The lawyers also said NYCHA staff had given them “conflicting reports … as to whether NYCHA is providing RAD developers with a list of open mold and excessive moisture work orders that NYCHA has administratively closed on the date of transition.”
‘Working Diligently with NYCHA’
Tom Corsillo, a spokesperson for Cornell Pace, the property manager handling the group of Manhattan RAD developments, said, “We are working diligently with NYCHA and residents to quickly, safely and thoroughly address both the repair needs that existed prior to our assuming management this month and those that arise moving forward.”
“We understand that to earn residents’ trust, we must be transparent and follow through on our commitments,” he added. “Residents can file and track the status of repairs through their online tenant portal and we are communicating with them regularly.”
Susan Camerata, chief financial officer of Wavecrest, which manages NYCHA RAD properties in Far Rockaway, Queens, and The Bronx, said NYCHA provides a list of open tickets “but we do not rely solely on the accuracy or totality of the list.”
“We also encourage residents at tenant meetings to notify us of existing repair needs to ensure continuity in our records,” she said, adding that said the company prioritizes repairs for safety issues including mold and leaks, but may delay repairs on “smaller items that will soon be demolished in the complete renovation of apartments.”
The number of open repair requests for mold at NYCHA complexes has risen over the last month, from about 60,000 at the beginning of October to 72,000 as of the end of November. The growth coincides with the overall hike in open repair jobs.
‘NYCHA seems to be falling further behind in fulfilling its obligations.’
During a virtual court hearing Monday, Manhattan Federal Judge William Pauley, who is overseeing the mold case against NYCHA, cited those statistics in expressing dismay at how the housing authority has addressed this issue since the lawsuit was settled seven years ago this month. The judge reappointed Steinkamp and Microecologies, an expert on mold, for another year to keep a close eye on NYCHA.

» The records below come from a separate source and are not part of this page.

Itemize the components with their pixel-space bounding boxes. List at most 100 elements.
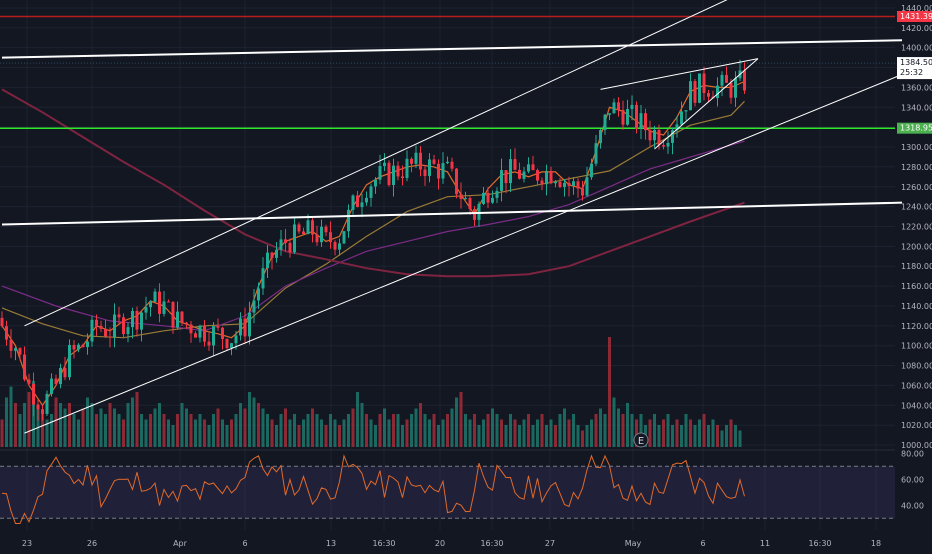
volume-bar [0, 419, 4, 447]
volume-bar [387, 419, 391, 447]
volume-bar [594, 414, 598, 447]
y-tick-label: 1200.00 [901, 242, 932, 251]
volume-bar [725, 425, 728, 447]
volume-bar [378, 414, 382, 447]
candle [396, 161, 400, 181]
volume-bar [626, 403, 629, 447]
candle [410, 157, 413, 173]
candle [216, 318, 220, 331]
volume-bar [41, 414, 44, 447]
y-tick-label: 1040.00 [901, 401, 932, 410]
event-marker-circle[interactable] [633, 432, 649, 448]
osc-y-tick-label: 60.00 [901, 475, 924, 484]
volume-bar [329, 414, 332, 447]
candle [81, 343, 85, 348]
candle [293, 216, 296, 255]
x-tick-label: 18 [871, 539, 881, 548]
channel-top[interactable] [24, 0, 813, 327]
volume-bar [522, 419, 526, 447]
y-tick-label: 1220.00 [901, 222, 932, 231]
volume-bar [9, 386, 13, 447]
volume-bar [491, 408, 494, 447]
volume-bar [140, 414, 143, 447]
volume-bar [617, 408, 620, 447]
y-tick-label: 1420.00 [901, 24, 932, 33]
candle [347, 204, 350, 238]
candle [297, 222, 301, 234]
candle [288, 238, 292, 258]
volume-bar [131, 397, 134, 447]
lower-trendline[interactable] [1, 201, 903, 226]
volume-bar [284, 408, 287, 447]
upper-trendline[interactable] [1, 39, 903, 59]
volume-bar [104, 414, 107, 447]
y-tick-label: 1440.00 [901, 4, 932, 13]
volume-bar [261, 408, 265, 447]
candle [671, 127, 674, 155]
candle [369, 183, 373, 207]
x-tick-label: 13 [326, 539, 336, 548]
candle [500, 158, 503, 202]
volume-bar [630, 414, 634, 447]
volume-bar [450, 408, 454, 447]
candle [284, 228, 287, 252]
candle [536, 168, 539, 185]
volume-bar [315, 414, 319, 447]
candle [207, 332, 211, 351]
candle [414, 145, 418, 168]
candle [54, 374, 58, 386]
volume-bar [554, 425, 557, 447]
volume-bar [392, 414, 395, 447]
y-tick-label: 1060.00 [901, 381, 932, 390]
volume-bar [513, 419, 517, 447]
wedge-bottom[interactable] [654, 58, 759, 150]
candle [545, 164, 548, 196]
volume-bar [239, 403, 242, 447]
y-tick-label: 1340.00 [901, 103, 932, 112]
volume-bar [54, 397, 58, 447]
volume-bar [90, 403, 94, 447]
volume-bar [536, 419, 539, 447]
y-tick-label: 1280.00 [901, 163, 932, 172]
horizontal-lines[interactable] [0, 15, 895, 129]
volume-bar [693, 425, 697, 447]
volume-bar [81, 408, 85, 447]
candle [243, 307, 247, 345]
candle [113, 303, 116, 348]
volume-bar [297, 425, 301, 447]
volume-bar [77, 419, 80, 447]
candle [95, 314, 98, 336]
candle [50, 373, 53, 397]
candle [356, 190, 359, 208]
oscillator-line [1, 454, 745, 524]
candle [320, 219, 323, 247]
ma-long-line [1, 88, 745, 278]
candle [149, 300, 152, 317]
trend-lines[interactable] [1, 0, 903, 434]
volume-bar [567, 419, 571, 447]
volume-bar [185, 408, 188, 447]
osc-y-tick-label: 80.00 [901, 449, 924, 458]
volume-bar [738, 430, 742, 447]
candle [117, 306, 121, 324]
volume-bar [360, 403, 364, 447]
candle [23, 346, 26, 382]
channel-bottom[interactable] [24, 74, 903, 434]
volume-bar [288, 419, 292, 447]
candle [630, 95, 634, 121]
candle [36, 399, 40, 421]
event-marker[interactable]: E [633, 432, 649, 448]
candle [423, 164, 427, 186]
volume-bar [324, 425, 328, 447]
candle [387, 160, 391, 187]
candle [279, 230, 283, 256]
volume-bar [27, 392, 31, 447]
wedge-top[interactable] [600, 58, 759, 90]
volume-bar [333, 419, 337, 447]
candle [644, 108, 647, 140]
candle [162, 291, 166, 317]
volume-bar [194, 419, 197, 447]
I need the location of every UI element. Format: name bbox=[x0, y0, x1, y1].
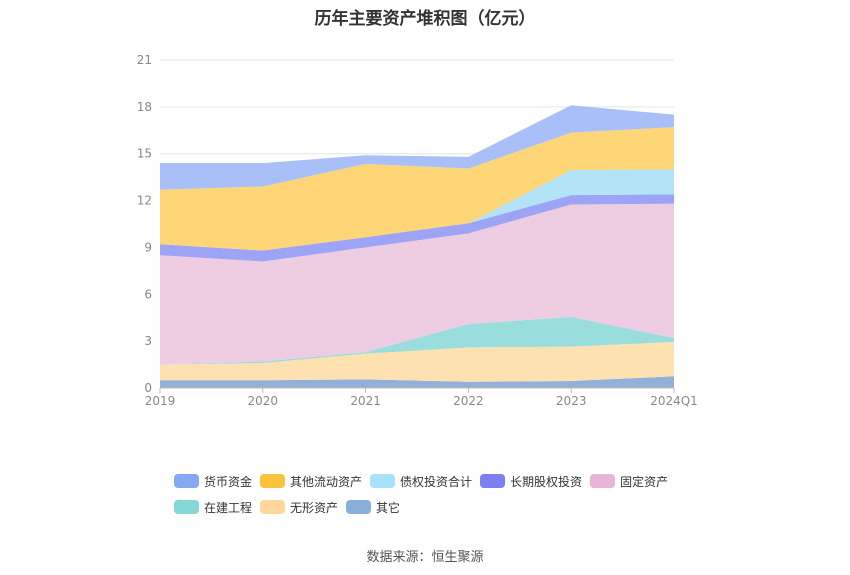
area-7 bbox=[160, 105, 674, 190]
legend: 货币资金 其他流动资产 债权投资合计 长期股权投资 固定资产在建工程 无形资产 其它 bbox=[174, 472, 714, 524]
legend-item[interactable]: 货币资金 bbox=[174, 472, 252, 490]
legend-item[interactable]: 固定资产 bbox=[590, 472, 668, 490]
legend-item[interactable]: 在建工程 bbox=[174, 498, 252, 516]
legend-swatch bbox=[174, 500, 199, 514]
y-tick-label: 15 bbox=[137, 147, 152, 161]
legend-label: 固定资产 bbox=[620, 474, 669, 489]
area-3 bbox=[160, 203, 674, 365]
area-2 bbox=[160, 316, 674, 365]
legend-swatch bbox=[260, 474, 286, 488]
x-tick-label: 2020 bbox=[248, 394, 279, 408]
y-tick-label: 21 bbox=[137, 53, 152, 67]
y-tick-label: 9 bbox=[144, 240, 152, 254]
area-6 bbox=[160, 127, 674, 251]
y-tick-label: 3 bbox=[144, 334, 152, 348]
legend-swatch bbox=[480, 474, 506, 488]
legend-item[interactable]: 其它 bbox=[346, 498, 400, 516]
legend-swatch bbox=[260, 500, 286, 514]
y-tick-label: 18 bbox=[137, 100, 152, 114]
data-source: 数据来源：恒生聚源 bbox=[366, 550, 484, 565]
legend-label: 其它 bbox=[376, 500, 401, 515]
x-tick-label: 2023 bbox=[556, 394, 587, 408]
legend-item[interactable]: 其他流动资产 bbox=[260, 472, 362, 490]
x-tick-label: 2021 bbox=[350, 394, 381, 408]
legend-label: 无形资产 bbox=[290, 500, 339, 515]
y-tick-label: 6 bbox=[144, 287, 152, 301]
legend-swatch bbox=[346, 500, 372, 514]
axes: 0 3 6 9 12 15 18 21 2019 2020 2021 2022 2023 2024Q1 bbox=[137, 53, 698, 408]
legend-label: 其他流动资产 bbox=[290, 474, 363, 489]
legend-swatch bbox=[370, 474, 396, 488]
legend-item[interactable]: 无形资产 bbox=[260, 498, 338, 516]
legend-label: 在建工程 bbox=[204, 500, 253, 515]
area-5 bbox=[160, 169, 674, 251]
legend-item[interactable]: 长期股权投资 bbox=[480, 472, 582, 490]
legend-label: 货币资金 bbox=[204, 474, 253, 489]
x-tick-label: 2024Q1 bbox=[650, 394, 698, 408]
legend-swatch bbox=[174, 474, 199, 488]
area-4 bbox=[160, 194, 674, 262]
area-0 bbox=[160, 376, 674, 388]
legend-item[interactable]: 债权投资合计 bbox=[370, 472, 472, 490]
chart-title: 历年主要资产堆积图（亿元） bbox=[314, 9, 536, 29]
area-1 bbox=[160, 341, 674, 382]
y-tick-label: 0 bbox=[144, 381, 152, 395]
area-series bbox=[160, 105, 674, 388]
y-tick-label: 12 bbox=[137, 194, 152, 208]
legend-swatch bbox=[590, 474, 616, 488]
x-tick-label: 2022 bbox=[453, 394, 484, 408]
x-tick-label: 2019 bbox=[145, 394, 176, 408]
legend-label: 债权投资合计 bbox=[400, 474, 473, 489]
legend-label: 长期股权投资 bbox=[510, 474, 583, 489]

“NYCHA’s compliance with the revised consent decree appears to be on a troubling trajectory,” Pauley warned. “This court expected that NYCHA’s mold remediation metrics would improve. NYCHA has been affording abundant resources to mold abatement… Nevertheless the quarterly reports reveal that NYCHA seems to be falling further behind in fulfilling its obligations.”
Pauley has yet to rule on Metro IAF’s request to keep RAD apartments in the mold lawsuit. But he warned NYCHA that if things don’t improve soon, “The court will entertain an application from plaintiffs for relief to ensure NYCHA’s compliance.”